A few weeks ago I had an SEO company try to sell me on spending $400 per month by showing me higher click-through activity after clients had begun using their services. The problem is that activity doesn’t equate with profit.
A real estate broker had developed a software system that generated lots of leads from the internet – activity. The broker found though, that they spent most of their time chasing these leads with almost no effect. He ended up making a business out of selling all these leads to other real estate agents so they could waste their time chasing them. Activity may make us feel good, but it does not equate with results or profit.
I met a plumber who was spending $40,000 per year on the Yellow Pages and was very proud that he could track $400,000 in annual revenue directly back to that advertising. But when we analyzed it closely, we found that his profit on $400k was $32K. He was losing $8k a year for the privilege of doing $400k worth of work.
We are also told that we should spend money to “brand” ourselves, which lets advertisers off the hook for any kind of measurable result at all. It takes an enormous amount of money to make any kind of dent for branding or recognition advertising. Most small companies would be wasting their money trying.
What should we measure?
1. Go back and look at every client over the last year and ask where they came from. If you don’t track this kind of information, start. It is the most valuable marketing information you will get, and it’s free.

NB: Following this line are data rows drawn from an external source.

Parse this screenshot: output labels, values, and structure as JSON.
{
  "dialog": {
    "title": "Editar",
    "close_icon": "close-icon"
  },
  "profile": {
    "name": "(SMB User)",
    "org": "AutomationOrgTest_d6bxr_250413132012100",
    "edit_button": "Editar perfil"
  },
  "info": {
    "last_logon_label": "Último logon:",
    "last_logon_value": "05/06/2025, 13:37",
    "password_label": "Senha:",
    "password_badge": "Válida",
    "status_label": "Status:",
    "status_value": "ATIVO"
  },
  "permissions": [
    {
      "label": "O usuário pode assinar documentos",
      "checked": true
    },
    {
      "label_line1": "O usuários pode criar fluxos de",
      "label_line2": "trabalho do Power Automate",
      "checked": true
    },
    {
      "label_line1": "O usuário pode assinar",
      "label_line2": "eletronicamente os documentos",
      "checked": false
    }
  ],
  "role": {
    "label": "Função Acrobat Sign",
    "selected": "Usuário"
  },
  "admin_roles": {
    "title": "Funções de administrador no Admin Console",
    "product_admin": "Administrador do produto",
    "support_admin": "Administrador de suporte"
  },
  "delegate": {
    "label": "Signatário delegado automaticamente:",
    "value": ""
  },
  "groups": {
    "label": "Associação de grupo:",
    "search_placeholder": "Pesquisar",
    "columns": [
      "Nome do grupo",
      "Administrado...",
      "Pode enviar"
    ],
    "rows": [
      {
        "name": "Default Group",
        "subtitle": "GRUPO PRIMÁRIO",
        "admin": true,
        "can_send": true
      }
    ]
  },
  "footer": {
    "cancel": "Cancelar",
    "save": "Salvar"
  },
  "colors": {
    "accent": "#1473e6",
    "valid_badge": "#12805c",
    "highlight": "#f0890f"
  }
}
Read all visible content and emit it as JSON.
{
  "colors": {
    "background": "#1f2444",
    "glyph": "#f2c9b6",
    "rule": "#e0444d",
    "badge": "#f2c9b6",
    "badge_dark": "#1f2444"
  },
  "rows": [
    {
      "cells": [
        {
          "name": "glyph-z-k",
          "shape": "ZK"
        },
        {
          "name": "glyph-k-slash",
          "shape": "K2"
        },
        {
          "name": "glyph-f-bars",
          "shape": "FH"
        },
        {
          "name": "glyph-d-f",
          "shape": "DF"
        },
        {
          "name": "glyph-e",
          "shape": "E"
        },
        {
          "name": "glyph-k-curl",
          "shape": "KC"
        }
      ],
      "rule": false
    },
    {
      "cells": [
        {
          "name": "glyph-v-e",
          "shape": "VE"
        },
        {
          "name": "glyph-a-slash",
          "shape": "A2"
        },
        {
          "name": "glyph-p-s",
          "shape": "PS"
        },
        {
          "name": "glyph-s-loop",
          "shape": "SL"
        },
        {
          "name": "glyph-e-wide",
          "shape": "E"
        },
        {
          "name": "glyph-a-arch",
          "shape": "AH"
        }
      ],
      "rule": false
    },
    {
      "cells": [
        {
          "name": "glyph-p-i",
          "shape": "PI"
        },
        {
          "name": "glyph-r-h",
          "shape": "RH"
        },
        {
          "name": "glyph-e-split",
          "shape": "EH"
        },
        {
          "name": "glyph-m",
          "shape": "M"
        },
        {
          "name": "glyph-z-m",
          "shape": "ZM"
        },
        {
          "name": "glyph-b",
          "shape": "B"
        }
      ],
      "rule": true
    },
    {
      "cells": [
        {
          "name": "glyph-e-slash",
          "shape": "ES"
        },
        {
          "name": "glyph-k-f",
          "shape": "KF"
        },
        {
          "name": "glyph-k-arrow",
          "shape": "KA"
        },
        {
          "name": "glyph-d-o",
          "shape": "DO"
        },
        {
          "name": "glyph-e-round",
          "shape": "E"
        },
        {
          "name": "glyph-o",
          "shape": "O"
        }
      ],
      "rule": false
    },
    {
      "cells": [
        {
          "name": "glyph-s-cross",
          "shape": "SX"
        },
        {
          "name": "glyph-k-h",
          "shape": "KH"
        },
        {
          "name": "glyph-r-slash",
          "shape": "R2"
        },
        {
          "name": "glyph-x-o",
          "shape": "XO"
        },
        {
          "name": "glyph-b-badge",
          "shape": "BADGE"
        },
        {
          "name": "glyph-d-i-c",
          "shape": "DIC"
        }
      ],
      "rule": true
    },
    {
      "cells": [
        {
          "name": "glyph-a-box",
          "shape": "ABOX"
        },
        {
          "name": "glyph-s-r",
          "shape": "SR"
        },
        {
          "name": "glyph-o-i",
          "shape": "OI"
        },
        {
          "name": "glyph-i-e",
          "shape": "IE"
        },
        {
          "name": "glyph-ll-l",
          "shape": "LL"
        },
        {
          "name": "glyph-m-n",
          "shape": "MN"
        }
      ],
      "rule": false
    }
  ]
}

One local retailer found that the majority of customers came from shoppers already in the area. The problem was the store couldn’t be seen from the road and all these were simply from the parking lot. They got someone to stand out by the road with a swivel sign and increased their traffic even more. Passive advertising wouldn’t have been nearly so cost-effective.
If you’re not a drive-by retailer, you’ll find the majority of your clients come from referrals given to you by other clients or people you know. That should radically change they way you do marketing (spend Time, not Money, and get to know your clients and friends better.)
2. If you still feel advertising and direct marketing is a good spend, always have an ROI (return-on-investment) vehicle as part of the ad – 10% off with this coupon, or buy 3, get one free with this coupon, etc. – to help you with tracking. If you can’t always include such a response vehicle, fall back on #1 above to make sure you’re spending your money wisely. One service provider client of ours knows to the dollar how much business they get from the four different advertising mediums they use, and they adjust their spend accordingly every quarter.
In short, stop measuring ACTIVITY as if that justifies your advertising or marketing expenditure. If you can’t measure PROFIT related to EXPENSE, why would you make the expense?
It’s amazing how business owners, who would never spend $5,000 at the black jack tables, are more than willing to dump $5,000 into the black hole of advertising on the basis of the “Random Hope” strategy – “I sure hope this works.”
Stop marketing expense risks, know your numbers, and tie your expenditures to PROFIT, not to ACTIVITY. You’ll go home with more money.